The suction throttle voltage U2 can also be applied to the core of the suction throttle 14 wound auxiliary winding can be detected.

For a more detailed explanation of the mode of operation, FIG. 2 a to 2 d show the temporal course of some operating parameters of a 3 MW drive motor during a current reversal process from -I-- 1200 A to - 1200 A. In Fig. 2, curve a denotes a predetermined direct current setpoint i, curve b denotes the direct voltage U1 measured via machine 16 and smoothing choke 18 (FIG. 1), and curve c denotes the direct current actual value II. Curve d shows the rectified voltage U2 at the suction throttle, from which the signal "current zero" for the command transmitter is derived. Idling is assumed for the drive. A valve system is operated with an ignition angle of z. B. a = 80 ° controlled. At time t1, the setpoint changes its sign. The steering angle is increased. At time t2, the current II has reached the set minimum value, and the ignition angle is increased to 180 °. The suction throttle 14 no longer works as a voltage divider, but as a smoothing throttle. Their inductance is very large compared to the other inductances of the circuit, so that practically the entire voltage impressed on the circuit drops across this inductance. At time t3 the residual current is reduced, the command stage 24 receives the message "current zero" from the suction throttle 14 via the voltage converter 32, and both valve systems are locked. After a short waiting time, the other valve system is released at time t4, current II is built up in the opposite direction, and the reversal process is ended at time t4. In the illustrated case, for example, the dead time (t2 to t4), which is made up of the demagnetization time of the suction throttle and a waiting time, was around 3 m / sec and the time for the entire current reversal process (t1 to t.) Was around 15 m / sec.

At time t2, both valve systems can also have the same effect can be controlled to full inverter control.

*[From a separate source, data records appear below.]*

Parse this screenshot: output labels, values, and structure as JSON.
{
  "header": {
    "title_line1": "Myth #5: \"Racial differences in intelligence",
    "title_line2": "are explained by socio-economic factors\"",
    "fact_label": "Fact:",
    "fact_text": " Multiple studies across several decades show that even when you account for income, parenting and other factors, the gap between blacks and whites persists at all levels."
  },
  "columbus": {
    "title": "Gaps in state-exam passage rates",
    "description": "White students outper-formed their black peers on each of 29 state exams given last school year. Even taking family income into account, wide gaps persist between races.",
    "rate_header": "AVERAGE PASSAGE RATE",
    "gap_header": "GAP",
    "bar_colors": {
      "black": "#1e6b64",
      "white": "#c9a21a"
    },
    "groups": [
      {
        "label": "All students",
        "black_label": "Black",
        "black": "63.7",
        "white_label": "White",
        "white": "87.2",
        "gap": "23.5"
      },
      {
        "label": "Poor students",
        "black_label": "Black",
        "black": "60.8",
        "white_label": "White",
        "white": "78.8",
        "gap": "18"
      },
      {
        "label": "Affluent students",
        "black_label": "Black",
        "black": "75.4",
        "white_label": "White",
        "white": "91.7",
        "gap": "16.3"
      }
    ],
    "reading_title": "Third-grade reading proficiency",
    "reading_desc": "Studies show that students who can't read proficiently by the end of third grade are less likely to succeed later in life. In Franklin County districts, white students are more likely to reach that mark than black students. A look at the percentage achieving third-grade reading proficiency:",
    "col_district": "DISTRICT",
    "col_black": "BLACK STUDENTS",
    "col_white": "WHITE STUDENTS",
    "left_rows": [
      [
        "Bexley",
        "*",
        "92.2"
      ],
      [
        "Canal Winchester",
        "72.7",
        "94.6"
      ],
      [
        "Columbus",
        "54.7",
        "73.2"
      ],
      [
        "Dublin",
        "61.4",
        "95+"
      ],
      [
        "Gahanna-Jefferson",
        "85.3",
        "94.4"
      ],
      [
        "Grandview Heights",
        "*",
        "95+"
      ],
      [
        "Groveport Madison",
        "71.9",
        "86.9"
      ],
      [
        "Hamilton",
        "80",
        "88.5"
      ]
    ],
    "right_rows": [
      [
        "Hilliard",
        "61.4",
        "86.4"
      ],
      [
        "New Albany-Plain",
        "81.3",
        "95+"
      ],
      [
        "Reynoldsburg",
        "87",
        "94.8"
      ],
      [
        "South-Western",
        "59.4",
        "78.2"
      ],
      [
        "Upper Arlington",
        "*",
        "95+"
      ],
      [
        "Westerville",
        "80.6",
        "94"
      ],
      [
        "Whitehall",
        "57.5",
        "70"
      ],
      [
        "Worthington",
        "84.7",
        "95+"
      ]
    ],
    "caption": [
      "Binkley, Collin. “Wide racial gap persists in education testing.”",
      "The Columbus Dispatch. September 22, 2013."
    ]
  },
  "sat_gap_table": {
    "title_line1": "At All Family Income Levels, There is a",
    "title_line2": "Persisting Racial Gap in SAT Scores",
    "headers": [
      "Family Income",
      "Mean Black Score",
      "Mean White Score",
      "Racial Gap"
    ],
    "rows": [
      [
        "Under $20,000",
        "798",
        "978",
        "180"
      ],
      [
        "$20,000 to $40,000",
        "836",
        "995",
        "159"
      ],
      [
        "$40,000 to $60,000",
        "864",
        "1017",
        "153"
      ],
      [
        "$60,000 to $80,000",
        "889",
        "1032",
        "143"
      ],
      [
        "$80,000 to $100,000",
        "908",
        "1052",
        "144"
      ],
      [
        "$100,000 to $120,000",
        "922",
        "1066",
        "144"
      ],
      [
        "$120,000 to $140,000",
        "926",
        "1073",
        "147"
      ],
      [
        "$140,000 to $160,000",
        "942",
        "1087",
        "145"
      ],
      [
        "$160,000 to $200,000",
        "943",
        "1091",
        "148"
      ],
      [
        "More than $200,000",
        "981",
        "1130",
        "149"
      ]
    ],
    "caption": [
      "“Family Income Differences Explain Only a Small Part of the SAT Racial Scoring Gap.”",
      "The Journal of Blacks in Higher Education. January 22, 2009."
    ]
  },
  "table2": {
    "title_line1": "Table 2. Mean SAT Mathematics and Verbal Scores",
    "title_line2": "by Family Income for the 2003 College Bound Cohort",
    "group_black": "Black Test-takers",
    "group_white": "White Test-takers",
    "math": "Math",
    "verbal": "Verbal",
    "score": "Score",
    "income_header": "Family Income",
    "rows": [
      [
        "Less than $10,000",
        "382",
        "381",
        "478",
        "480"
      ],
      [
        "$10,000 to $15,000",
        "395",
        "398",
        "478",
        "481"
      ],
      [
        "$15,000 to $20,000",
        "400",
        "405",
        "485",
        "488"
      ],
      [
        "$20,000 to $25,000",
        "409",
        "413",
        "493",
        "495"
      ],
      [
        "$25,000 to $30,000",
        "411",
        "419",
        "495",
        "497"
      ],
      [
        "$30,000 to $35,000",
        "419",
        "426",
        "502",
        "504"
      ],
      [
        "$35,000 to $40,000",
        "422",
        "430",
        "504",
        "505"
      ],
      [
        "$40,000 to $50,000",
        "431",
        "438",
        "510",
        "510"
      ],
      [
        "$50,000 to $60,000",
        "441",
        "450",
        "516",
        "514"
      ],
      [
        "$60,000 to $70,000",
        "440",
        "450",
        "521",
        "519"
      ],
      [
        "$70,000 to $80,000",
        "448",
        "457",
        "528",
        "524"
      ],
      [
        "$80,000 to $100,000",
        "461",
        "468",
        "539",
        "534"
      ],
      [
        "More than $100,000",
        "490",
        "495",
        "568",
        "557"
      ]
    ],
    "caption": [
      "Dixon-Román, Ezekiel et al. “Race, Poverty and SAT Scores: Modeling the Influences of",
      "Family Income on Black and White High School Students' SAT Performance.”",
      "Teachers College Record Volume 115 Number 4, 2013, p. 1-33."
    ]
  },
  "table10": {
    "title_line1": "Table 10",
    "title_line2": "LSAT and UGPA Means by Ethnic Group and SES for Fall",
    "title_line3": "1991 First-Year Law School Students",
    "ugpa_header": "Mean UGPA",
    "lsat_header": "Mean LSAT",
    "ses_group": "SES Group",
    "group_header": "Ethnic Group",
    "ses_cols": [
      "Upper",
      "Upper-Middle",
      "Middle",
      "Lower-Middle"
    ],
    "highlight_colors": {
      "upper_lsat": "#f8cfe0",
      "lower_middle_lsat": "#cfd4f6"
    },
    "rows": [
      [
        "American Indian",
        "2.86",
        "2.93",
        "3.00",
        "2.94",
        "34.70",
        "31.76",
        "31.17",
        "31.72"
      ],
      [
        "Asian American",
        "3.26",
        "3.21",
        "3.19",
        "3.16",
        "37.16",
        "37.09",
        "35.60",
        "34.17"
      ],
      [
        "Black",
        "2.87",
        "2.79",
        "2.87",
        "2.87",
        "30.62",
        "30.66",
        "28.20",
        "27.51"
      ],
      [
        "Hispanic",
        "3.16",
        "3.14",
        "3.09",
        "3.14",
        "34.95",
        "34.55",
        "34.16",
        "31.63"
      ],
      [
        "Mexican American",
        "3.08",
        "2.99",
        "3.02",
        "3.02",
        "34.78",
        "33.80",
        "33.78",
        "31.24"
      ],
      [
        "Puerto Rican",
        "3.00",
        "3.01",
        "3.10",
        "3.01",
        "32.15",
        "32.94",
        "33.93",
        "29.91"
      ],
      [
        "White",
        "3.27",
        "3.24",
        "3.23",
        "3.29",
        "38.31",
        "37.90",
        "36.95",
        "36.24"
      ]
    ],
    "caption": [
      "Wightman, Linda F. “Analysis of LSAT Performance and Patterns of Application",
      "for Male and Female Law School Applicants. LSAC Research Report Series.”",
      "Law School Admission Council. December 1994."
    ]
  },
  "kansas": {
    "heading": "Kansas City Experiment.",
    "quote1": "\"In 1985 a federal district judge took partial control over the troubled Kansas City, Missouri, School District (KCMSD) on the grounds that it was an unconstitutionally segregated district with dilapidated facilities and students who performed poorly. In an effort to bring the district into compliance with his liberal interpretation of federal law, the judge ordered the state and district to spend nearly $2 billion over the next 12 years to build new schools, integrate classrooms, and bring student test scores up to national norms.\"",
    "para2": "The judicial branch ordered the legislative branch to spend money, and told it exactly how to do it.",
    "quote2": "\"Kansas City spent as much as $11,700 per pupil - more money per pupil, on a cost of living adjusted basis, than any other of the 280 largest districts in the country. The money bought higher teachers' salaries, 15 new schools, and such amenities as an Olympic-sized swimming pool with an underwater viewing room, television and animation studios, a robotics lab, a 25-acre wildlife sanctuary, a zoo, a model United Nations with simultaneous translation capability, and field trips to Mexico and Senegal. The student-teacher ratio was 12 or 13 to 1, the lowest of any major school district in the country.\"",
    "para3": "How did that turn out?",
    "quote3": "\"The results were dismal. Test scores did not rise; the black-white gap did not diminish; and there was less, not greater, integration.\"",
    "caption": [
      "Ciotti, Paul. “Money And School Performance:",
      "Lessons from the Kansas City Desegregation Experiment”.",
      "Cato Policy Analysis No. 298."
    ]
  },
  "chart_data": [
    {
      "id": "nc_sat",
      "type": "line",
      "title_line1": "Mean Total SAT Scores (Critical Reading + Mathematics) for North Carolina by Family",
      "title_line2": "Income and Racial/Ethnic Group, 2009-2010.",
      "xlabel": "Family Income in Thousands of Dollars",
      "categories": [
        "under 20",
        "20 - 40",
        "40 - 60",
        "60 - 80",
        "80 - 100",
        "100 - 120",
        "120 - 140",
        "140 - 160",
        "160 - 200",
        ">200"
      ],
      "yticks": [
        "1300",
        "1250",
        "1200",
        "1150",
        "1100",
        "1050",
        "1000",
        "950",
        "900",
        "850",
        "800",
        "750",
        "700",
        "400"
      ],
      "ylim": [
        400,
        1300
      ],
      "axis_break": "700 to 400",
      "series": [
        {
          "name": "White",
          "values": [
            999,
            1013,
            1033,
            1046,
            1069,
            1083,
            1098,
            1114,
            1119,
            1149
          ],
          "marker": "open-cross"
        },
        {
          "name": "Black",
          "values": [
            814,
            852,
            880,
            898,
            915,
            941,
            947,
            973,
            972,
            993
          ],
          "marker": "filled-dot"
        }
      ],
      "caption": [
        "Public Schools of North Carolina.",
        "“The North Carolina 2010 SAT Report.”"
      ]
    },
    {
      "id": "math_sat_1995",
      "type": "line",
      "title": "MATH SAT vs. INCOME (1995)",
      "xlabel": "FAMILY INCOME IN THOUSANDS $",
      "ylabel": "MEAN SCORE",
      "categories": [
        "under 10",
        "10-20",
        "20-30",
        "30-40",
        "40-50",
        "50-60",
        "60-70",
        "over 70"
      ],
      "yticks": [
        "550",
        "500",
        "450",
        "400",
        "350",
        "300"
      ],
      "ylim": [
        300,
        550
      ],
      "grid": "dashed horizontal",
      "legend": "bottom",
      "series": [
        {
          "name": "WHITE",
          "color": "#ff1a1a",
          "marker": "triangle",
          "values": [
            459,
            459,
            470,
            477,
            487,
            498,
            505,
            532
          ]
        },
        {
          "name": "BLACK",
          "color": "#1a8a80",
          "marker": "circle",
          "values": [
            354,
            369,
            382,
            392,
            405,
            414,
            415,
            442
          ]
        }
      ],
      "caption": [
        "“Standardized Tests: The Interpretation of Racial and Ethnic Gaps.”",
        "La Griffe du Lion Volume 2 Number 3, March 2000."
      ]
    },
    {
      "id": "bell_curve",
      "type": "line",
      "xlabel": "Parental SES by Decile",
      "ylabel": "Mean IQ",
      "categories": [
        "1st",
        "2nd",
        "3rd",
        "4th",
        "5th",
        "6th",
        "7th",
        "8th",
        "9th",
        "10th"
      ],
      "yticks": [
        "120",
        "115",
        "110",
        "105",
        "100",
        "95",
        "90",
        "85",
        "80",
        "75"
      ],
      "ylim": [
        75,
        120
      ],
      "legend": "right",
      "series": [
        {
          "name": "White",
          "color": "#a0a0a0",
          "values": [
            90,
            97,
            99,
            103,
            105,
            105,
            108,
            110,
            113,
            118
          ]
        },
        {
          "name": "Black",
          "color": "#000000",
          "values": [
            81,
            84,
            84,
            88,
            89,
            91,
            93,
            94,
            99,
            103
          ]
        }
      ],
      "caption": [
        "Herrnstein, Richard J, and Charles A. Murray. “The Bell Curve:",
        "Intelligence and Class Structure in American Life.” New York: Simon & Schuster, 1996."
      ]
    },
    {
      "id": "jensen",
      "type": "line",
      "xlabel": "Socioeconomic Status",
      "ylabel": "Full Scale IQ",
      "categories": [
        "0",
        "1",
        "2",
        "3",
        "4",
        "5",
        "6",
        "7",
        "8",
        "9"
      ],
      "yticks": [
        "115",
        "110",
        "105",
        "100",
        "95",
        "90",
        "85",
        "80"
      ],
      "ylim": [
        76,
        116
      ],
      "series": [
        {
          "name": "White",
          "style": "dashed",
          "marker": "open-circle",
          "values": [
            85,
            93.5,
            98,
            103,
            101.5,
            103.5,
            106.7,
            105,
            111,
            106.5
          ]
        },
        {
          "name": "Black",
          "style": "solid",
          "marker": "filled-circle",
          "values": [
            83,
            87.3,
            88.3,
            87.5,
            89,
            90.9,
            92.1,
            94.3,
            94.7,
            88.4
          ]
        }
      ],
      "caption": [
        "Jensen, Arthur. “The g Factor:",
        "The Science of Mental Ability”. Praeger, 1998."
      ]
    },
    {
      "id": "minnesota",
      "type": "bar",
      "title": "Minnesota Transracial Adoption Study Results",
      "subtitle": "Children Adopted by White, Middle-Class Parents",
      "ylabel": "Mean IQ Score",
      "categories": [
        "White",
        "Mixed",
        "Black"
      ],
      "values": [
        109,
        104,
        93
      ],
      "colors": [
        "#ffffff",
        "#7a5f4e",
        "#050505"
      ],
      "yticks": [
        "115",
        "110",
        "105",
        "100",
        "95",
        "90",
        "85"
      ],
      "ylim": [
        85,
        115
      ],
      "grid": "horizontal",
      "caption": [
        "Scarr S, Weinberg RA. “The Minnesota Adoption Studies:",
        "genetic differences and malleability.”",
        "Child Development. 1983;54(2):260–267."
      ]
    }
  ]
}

A slight deviation in the control angle to less than 180 °, for example to 170 °, is possible.

Claims (3)

Claims: 1. Method for operating a converter arrangement with two converter systems in counter-parallel connection with separate electronic, Tax rates preferably equipped with semiconductor elements, in the case of electricity Zero in the DC circuit both systems are blocked on the grid side and in the case of One system conducts power to the other by interlocking the tax rates is blocked, that is, that when using a common suction throttle for both converter systems when changing the current direction in the DC circuit the ignition angle for that converter system to which a negative Current setpoint is specified, before the current zero crossing in the DC circuit at least approximately full inverter control is set and that at zero current in the DC circuit, a control signal to lock the tax rates is given depending on the voltage at the suction throttle. 2. Procedure according to Claim 1, characterized in that in each case that converter system, the a negative setpoint is specified before the current zero crossing to an ignition angle is set from x = 180 °. 3. Order to carry out the procedure according to Claim 1, characterized in that the suction throttle with an auxiliary winding is provided, which supplies the signal for locking the tax rates. In Publications considered: German Patent No. 644 018.